Lessons from the Church in North Africa for today – Global South Day 2

Oct 4, 2016 by

Chris Sugden in Cairo

The Rt Rev Dr Bill Musk, a scholar of Islam and former Area Bishop of North Africa in Tunis spoke on Tuesday morning of the history of the Church in Carthage (now Tunis) hub of Roman province of Africa. He noted, regretfully, that there are many very significant Christian sites in Tunis which the conference could have visited last year but for the security danger which postponed the conference.
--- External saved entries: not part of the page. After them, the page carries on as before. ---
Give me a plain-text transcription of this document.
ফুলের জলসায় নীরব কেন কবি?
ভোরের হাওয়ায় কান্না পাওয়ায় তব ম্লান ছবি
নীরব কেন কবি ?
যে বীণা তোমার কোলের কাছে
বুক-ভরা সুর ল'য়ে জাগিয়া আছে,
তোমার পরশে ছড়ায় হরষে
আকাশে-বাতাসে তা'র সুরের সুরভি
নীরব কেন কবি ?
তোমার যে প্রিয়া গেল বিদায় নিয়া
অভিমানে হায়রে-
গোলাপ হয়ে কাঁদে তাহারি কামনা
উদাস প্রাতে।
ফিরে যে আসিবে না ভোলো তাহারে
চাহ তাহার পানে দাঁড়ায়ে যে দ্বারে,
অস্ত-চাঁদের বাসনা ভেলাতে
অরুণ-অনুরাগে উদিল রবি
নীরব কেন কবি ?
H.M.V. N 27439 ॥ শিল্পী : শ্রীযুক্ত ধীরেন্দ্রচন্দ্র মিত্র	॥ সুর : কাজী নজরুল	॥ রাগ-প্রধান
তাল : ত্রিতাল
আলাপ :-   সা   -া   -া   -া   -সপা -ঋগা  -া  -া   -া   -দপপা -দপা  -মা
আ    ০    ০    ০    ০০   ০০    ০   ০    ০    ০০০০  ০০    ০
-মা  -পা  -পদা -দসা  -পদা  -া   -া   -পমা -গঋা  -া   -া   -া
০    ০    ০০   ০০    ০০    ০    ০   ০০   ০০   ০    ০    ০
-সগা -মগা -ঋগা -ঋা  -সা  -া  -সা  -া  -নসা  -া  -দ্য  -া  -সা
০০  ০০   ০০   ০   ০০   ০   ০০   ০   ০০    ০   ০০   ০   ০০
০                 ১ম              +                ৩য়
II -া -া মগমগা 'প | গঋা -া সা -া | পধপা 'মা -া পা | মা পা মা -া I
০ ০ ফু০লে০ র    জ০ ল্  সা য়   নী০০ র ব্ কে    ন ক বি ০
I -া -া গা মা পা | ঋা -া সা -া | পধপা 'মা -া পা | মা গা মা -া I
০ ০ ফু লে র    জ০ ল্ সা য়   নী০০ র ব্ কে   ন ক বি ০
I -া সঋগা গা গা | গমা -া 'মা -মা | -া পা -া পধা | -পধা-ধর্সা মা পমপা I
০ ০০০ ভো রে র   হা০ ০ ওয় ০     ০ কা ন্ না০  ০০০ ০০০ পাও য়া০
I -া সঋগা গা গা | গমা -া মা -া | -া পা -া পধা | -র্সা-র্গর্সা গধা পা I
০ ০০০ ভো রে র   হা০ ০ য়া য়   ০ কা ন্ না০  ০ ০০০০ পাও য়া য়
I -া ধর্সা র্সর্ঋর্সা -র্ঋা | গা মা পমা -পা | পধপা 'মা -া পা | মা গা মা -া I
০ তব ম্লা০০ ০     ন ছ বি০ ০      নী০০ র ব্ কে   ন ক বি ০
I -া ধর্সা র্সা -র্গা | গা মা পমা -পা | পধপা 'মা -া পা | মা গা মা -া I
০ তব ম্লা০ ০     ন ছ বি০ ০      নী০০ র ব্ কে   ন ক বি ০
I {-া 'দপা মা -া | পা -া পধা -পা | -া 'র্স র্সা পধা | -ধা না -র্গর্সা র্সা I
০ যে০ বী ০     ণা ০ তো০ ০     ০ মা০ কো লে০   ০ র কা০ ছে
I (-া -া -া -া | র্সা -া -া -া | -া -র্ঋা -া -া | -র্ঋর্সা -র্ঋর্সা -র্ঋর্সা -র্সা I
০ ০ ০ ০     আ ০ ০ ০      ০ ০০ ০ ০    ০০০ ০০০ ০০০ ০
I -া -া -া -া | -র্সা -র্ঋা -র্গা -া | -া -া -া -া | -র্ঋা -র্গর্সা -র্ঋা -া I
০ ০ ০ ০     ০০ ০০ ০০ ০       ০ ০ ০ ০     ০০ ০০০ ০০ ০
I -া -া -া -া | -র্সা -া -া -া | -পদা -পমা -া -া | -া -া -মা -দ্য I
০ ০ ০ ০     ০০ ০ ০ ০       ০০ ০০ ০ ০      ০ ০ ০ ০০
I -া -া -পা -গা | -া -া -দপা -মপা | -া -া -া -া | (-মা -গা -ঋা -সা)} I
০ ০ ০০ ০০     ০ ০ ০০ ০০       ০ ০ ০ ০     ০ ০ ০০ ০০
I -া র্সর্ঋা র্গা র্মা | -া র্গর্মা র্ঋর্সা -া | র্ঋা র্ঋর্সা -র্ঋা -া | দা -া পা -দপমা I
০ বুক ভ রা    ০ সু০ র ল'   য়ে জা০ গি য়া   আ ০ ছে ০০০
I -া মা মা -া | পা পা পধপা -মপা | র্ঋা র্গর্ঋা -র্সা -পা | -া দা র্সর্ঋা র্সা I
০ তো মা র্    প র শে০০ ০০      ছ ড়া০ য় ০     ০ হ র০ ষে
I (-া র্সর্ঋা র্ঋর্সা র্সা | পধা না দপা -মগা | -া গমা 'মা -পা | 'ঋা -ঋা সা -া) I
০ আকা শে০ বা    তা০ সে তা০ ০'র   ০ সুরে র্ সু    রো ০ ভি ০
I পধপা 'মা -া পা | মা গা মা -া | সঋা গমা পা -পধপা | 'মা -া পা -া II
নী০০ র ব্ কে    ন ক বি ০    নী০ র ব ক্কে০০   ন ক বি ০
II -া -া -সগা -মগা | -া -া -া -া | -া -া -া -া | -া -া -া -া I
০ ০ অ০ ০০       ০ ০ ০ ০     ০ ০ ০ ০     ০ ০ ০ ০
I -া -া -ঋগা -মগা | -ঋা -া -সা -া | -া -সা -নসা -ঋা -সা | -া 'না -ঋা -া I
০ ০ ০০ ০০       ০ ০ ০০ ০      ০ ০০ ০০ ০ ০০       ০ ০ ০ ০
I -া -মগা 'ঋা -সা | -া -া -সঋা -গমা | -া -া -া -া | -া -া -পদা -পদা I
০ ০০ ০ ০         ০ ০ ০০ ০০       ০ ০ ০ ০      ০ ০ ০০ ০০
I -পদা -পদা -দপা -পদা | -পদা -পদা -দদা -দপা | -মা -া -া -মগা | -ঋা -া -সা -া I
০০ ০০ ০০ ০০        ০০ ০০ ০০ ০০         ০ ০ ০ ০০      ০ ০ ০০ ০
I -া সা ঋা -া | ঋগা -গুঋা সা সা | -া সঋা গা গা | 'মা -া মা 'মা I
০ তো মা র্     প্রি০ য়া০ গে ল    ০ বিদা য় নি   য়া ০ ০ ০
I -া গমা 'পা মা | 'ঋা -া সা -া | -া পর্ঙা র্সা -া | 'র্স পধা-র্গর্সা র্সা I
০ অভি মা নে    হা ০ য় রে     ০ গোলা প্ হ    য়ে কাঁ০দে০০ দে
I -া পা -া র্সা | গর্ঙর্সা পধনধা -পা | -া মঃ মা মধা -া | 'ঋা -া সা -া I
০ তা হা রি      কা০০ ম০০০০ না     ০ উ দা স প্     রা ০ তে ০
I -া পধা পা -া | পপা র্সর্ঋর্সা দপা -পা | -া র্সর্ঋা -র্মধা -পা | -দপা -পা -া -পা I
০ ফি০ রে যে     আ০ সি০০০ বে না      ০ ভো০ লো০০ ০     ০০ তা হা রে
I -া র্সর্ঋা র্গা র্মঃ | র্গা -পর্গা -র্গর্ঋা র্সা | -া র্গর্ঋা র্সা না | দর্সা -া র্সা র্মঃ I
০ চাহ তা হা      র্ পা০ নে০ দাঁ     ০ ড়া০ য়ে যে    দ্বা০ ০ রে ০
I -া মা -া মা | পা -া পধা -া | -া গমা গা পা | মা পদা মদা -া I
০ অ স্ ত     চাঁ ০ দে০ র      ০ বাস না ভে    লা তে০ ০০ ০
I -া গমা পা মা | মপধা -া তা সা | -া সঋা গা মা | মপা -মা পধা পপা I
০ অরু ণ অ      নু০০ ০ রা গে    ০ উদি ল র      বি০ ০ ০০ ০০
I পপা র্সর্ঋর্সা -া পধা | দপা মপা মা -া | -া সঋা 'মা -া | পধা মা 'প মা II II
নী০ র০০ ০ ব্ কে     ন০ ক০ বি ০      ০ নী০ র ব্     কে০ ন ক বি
He noted that since the revolution ( part of the Arab Spring) many people who had had dreams of Jesus, or experienced healing through him had become friends and followers of Jesus. However the institutional church is not growing. This could lead to possible tension, between those Christians who supported an insider movement within Tunisian society so that new believers remain Muslim or whether that was a betrayal of faith? Careful pastoring is needed of these new believers, since many were still influenced by the occult and by gossip used in a very hierarchical society to shame and tame rivals. Such long term pastoring was not necessarily the gift of those who planted churches, as Paul the apostle recognized when he appointed the much younger but more pastoral Timothy to look after the church in Ephesus.

Recalling the martyrs of the North African Church and the cost for people becoming Christians today, part of process of educating and forming new believers in Christ involves a call to discipleship. People in Tunis are taken to sites where they recite the Apostle’s creed. They are made aware that the process of becoming a follower of Jesus does not allow for hiding. The call is to love Jesus whatever the cost.

He asked whether we support those who suffer for their faith, who live faithfully and uncomfortably for Christ in a world dislocated from God. Yet, how do we view those who have given in to faithless norms of society of which they are a part?

While persecution had led to a scattering and spread of Christians throughout history, North Africa had demonstrated how theologising arises as a result of changing facts on the ground which require Christians to think biblically about what their response might be. In Acts 15 church leaders sought to discern from scripture and whispers from the Holy Spirit how to handle the relation between Christians of Jewish and Gentile origin. In Carthage, Donatists went for high standards for bishops and felt a parallel structure was only way to preserve the church. Augustine in contrast developed a theology of God using even evil bishops to speak the gospel since God was able to overrule. “What are the changing facts on the ground that cause us to rethink or restate our theology?” he asked. Different conclusions he said, reflected different ethnic and cultural background. Christians with a Latin background had been more compassionate, the indigenous Burber church in Cathage were more uncompromising.